Tümengken Choghtu Khong Tayiji (Classical Mongolian: , Tümengken čoγtu qong tayiǰi; modern Mongolian: Түмэнхэн Цогт Хунтайж, /mn/, Tümenkhen Tsogt Khun Taij; 綽克圖台吉; 1581–1637), was a noble in Northern Khalkha. He expanded into Amdo (present-day Qinghai) to help the Karma Kagyu sect of Tibetan Buddhism but was overthrown by Güshi Khan, who supported the rival Gelug sect.
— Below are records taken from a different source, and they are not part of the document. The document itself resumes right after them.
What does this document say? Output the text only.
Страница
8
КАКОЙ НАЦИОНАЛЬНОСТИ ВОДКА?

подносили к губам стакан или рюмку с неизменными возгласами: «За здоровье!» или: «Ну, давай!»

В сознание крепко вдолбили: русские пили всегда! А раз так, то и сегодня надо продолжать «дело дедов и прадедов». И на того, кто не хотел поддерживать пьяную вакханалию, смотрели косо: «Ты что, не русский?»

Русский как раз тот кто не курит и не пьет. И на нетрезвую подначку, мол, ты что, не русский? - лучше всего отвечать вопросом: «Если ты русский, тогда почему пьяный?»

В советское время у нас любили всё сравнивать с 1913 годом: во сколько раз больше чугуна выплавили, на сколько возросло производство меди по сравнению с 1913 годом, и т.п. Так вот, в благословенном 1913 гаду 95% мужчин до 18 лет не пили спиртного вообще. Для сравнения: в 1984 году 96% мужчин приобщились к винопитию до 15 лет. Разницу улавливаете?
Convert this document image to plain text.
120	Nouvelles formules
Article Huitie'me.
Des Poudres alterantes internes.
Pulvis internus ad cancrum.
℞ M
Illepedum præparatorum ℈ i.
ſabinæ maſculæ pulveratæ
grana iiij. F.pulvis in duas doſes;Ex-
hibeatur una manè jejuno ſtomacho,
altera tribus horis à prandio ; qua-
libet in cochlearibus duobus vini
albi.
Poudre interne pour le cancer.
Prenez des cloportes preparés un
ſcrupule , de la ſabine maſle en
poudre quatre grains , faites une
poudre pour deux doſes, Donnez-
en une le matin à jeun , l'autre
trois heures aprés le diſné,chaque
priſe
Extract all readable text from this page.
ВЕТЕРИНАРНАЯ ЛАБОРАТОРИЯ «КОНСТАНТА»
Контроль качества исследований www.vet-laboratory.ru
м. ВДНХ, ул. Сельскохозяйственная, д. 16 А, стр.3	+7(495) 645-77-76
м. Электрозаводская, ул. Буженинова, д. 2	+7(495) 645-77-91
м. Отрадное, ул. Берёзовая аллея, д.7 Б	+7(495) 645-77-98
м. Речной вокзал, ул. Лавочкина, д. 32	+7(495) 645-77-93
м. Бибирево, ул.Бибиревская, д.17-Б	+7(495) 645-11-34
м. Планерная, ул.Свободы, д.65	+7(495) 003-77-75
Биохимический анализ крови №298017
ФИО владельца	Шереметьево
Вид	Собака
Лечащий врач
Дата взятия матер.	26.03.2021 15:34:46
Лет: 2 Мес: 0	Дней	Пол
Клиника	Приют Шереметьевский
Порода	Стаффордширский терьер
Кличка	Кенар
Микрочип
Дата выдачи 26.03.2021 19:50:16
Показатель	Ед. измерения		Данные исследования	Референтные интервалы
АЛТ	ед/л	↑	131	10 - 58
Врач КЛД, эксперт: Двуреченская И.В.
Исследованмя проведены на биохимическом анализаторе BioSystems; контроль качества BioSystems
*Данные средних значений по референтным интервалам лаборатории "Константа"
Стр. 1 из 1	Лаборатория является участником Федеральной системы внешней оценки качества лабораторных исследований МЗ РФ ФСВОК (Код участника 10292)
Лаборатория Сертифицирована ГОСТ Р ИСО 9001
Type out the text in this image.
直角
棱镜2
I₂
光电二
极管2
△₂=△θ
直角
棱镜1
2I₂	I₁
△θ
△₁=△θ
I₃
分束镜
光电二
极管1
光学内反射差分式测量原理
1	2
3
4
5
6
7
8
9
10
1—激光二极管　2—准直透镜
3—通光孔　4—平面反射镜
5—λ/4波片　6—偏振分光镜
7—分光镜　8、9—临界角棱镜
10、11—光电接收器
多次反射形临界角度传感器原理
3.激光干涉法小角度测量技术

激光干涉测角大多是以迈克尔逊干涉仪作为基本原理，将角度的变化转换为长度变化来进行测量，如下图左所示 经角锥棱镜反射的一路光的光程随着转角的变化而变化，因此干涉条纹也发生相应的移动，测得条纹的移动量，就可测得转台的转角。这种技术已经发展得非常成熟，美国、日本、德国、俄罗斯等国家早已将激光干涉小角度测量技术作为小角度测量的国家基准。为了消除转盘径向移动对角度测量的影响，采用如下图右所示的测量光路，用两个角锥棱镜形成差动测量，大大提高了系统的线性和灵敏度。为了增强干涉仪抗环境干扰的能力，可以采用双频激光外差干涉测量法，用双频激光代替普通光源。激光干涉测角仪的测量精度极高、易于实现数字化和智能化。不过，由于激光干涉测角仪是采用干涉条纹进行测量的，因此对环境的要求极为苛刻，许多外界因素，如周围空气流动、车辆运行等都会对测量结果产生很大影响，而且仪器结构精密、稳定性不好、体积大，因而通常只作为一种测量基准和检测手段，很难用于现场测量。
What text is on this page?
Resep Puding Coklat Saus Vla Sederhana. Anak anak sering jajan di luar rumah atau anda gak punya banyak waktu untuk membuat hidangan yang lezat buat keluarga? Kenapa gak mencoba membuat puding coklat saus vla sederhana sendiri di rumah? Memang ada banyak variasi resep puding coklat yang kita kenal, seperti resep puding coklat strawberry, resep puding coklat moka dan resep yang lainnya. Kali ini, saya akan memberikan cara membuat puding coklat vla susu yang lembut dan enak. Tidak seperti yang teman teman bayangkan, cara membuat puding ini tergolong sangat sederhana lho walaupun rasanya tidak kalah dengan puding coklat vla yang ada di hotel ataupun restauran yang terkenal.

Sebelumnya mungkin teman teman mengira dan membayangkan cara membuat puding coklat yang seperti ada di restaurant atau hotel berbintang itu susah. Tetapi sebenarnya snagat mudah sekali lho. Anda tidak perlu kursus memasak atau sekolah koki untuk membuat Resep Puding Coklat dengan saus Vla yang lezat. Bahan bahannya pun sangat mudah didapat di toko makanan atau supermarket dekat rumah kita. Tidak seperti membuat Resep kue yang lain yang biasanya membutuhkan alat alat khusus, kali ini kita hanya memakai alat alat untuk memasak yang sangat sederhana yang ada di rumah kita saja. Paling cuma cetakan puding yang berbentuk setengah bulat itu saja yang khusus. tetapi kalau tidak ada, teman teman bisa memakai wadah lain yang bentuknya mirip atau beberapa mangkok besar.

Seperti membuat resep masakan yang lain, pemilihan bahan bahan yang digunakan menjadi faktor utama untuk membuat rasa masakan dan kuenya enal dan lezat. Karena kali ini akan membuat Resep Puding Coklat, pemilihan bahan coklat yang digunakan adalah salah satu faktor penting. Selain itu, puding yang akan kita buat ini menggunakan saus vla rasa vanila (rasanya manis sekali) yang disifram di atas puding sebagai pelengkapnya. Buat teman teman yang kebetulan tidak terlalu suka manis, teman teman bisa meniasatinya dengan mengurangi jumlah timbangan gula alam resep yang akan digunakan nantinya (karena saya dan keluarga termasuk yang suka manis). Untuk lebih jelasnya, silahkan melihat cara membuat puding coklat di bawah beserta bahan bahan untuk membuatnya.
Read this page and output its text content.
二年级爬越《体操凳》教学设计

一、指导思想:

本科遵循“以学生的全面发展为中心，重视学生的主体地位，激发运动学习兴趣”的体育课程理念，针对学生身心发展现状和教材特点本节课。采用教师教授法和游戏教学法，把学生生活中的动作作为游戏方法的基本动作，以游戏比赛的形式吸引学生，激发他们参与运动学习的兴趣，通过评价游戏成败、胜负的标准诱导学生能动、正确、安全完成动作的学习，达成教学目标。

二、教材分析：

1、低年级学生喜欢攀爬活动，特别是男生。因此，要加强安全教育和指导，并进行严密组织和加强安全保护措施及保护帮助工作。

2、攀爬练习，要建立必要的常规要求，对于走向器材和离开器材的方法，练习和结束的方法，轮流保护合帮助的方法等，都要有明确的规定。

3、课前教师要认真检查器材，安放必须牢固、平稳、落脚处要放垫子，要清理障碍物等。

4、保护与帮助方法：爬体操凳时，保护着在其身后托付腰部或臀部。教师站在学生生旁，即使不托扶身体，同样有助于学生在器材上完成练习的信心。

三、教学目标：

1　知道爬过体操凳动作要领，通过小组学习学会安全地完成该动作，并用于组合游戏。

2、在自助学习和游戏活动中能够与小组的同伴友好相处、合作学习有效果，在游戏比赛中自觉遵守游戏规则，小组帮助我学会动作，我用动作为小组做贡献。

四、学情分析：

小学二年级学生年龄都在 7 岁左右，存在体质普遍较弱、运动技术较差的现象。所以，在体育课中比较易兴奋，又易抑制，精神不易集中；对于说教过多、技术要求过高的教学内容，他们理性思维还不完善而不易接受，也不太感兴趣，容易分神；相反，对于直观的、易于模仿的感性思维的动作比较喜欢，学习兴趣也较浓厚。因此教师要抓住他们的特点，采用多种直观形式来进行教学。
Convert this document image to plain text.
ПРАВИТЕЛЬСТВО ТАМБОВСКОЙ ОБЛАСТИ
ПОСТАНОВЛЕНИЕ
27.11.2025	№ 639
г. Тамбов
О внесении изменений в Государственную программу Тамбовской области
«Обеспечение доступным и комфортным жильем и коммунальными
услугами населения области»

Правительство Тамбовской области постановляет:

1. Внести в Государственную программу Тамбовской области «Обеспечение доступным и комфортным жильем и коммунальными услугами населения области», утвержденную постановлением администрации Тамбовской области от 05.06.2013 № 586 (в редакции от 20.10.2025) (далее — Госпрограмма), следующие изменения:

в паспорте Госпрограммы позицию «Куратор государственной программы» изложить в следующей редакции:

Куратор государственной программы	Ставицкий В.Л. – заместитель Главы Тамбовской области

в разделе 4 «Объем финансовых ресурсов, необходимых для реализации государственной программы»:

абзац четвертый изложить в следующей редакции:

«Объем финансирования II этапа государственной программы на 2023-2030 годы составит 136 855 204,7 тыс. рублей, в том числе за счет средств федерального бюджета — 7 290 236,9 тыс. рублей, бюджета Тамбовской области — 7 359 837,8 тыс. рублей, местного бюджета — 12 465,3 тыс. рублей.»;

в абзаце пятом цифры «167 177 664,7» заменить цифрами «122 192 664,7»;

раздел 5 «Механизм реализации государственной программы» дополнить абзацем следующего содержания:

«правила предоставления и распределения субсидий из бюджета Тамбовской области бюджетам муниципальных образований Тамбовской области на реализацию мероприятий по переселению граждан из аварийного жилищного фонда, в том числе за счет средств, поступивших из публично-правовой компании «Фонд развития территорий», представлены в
He is also known for writing a famous poem in 1621, which was transcribed on the surface of a rock in 1624, and still exists.

He established a base on the Tuul river. Known as an intellectual, he embraced the Karma sect and built monasteries and castles. In 1601, he built the White Castle, or the White House of Choghtu Khong Tayiji.

He submitted himself to Ligdan Khan, last grand khan of the Mongols. He took part in Ligdan's campaign to Tibet to help the Karma sect although Ligdan Khan died in 1634 before they joined together. But he pursued the campaign. In the same year, he conquered the Tümed around Kokonor (Qinghai Lake) and moved his base there. By request from Shamar Rabjampa, he sent an army under his son Arslan to central Tibet in 1635. However, Arslan attacked his ally Tsang army. He met the fifth Dalai Lama and paid homage to Gelukpa monasteries instead of destroying them. Arslan was eventually assassinated by Choghtu's order.

The Geluk sect asked for help Törü Bayikhu (Güshi Khan), the leader of the Khoshut tribe of the Oirat confederation. In 1636, Törö Bayikhu led the Khoshuts and the Dzungars to Tibet. In the next year a decisive war between Choghtu Khong Tayiji and Törü Bayikhu ended in the latter's victory and Choghtu was killed.

Descendants of Sutai Yeldeng, Choghtu's grandson, succeeded the jasagh of a banner in Sain Noyon Khan Aimag.

He has traditionally been portrayed as evil by the Geluk sect. On the other hand, the Mongolian movie Tsogt taij (1945) treated him as a national hero.